PLANTER WILLIAM SMITH MOVES 160 SLAVES FROM ALABAMA TO LOUISIANA (SLAVERY AND ABOLITION.) SMITH, WILLIAM. Autograph Document Signed, contracting with Andrew C. Barnett, to oversee the forced migration of 160 slaves from his Alabama plantations to his Red River plantation in Louisiana. Single folio leaf, written on one side in a clear, but shaky old man's hand; docketed on the reverse. Alabama, 1839

  • Notes: a rare and important document, signed by a well-known cotton planter. William Smith (1762-1840) is considered by many historians to be the epitome of the "Simon Legree" character from Mrs. Stowe's Uncle Tom's Cabin. He was known to have literally worked his slaves to death to produce some of the largest cotton crops in the South. Smith, a lawyer, had risen from virtually nothing to exceeding wealth and power in South Carolina. Leaving that state in 1833, he established himself on several plantations at the juncture of the Red River and Cane River, in Louisiana, but spent most of his time at his other plantations in milder Huntsville.

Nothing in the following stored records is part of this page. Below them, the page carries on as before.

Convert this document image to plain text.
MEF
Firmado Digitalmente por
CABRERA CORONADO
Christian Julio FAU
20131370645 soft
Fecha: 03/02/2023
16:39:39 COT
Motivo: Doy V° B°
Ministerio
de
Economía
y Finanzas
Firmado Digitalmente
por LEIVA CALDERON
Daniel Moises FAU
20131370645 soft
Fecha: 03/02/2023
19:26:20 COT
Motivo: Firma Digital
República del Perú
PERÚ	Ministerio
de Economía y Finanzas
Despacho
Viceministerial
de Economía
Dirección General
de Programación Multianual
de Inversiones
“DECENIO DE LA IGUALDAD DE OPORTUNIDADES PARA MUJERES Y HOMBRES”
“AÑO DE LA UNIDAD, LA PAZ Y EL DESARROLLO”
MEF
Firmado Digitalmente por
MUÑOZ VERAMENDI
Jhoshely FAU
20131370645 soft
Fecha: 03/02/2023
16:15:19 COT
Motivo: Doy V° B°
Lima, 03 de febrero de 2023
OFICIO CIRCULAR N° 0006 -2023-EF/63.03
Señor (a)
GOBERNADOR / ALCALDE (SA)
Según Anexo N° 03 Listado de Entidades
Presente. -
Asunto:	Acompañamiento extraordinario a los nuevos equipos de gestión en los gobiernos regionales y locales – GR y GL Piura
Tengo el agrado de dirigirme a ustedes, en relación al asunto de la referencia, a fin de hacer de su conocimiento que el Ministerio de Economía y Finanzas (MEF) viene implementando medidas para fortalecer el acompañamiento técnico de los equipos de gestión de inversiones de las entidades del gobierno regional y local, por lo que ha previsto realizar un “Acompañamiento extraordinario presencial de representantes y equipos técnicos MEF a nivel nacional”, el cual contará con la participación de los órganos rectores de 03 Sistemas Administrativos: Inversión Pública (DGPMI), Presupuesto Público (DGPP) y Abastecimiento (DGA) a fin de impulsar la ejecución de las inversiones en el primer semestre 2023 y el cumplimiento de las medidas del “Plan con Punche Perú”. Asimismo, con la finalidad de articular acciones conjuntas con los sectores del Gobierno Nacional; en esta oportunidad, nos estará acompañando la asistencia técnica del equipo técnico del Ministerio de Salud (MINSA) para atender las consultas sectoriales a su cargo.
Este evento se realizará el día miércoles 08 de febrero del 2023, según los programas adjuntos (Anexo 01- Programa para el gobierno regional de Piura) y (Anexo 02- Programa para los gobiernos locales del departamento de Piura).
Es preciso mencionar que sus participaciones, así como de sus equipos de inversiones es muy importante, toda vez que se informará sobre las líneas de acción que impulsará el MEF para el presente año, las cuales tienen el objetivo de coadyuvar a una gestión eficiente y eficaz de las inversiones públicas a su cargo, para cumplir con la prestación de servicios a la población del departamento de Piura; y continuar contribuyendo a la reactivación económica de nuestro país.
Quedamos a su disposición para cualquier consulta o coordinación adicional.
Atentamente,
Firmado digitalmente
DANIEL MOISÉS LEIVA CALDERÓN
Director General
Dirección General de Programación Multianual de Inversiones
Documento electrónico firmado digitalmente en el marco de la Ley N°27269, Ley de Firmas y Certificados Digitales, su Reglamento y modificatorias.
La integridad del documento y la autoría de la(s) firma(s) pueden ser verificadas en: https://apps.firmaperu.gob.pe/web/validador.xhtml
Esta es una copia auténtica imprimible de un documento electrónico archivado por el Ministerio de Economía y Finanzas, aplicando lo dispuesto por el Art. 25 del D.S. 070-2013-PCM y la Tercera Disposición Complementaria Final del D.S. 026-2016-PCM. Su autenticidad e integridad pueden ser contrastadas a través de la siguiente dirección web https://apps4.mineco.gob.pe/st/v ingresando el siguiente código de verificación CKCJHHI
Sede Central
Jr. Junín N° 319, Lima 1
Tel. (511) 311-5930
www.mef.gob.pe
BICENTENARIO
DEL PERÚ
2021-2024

He had "sold all his South Carolina real estate, but not his slaves, and he had hundreds, from newborn infants to elderly men and women. And when he went West, they came too. Reports vary as to how many Negroes were forced to migrate to the Louisiana frontier. But it was a massive, cruel expedition, a perverse caricature of the wagon trains that carried the white settlers to freedom and opportunity in the West. . .the heat and humidity were oppressive and disease was ever-present. The muddy Red was undrinkable; the slaves had to collect rainwater when it came." (Charles Lane, The Day Freedom Died: the Colfax Massacre, The Supreme Court, and the Betrayal of Reconstruction, page 29.)
    The contract, signed by both Smith and Barnett, states: "Mr. Andrew C. Barnett engages to go from Huntsville to my plantations on Alabama River and take charge of about 160 Negroes, big an (sic) little; of about 50 head of horses and mules; about 50 head of oxen and milk cows; 7 horse wagons; and 2 ox carts; and to be superintended their removal to my plantations on Red River. For this service of Mr. Barnett I have given him a new overcoat, am to furnish him a horse to ride, pay his traveling expenses, going and coming, and to pay him fifty dollars, besides allowing all the time of his absence to be counted in his engagement to overseer for. He is to discharge this business as speedily as he can with safety to what he has charge, and to be answerable for no accidents, unless where he may be guilty of neglect." Smith died in late Spring of 1840 and Meredith Calhoun, husband of Smith's granddaughter, took over. At the bottom of the contract is a note in Barnett's hand: "Received of Meredith Calhoun fifty-two dollars 70 cts principal & interest together with a new over coat for the performance of the above agreement, Andrew C. Barnett."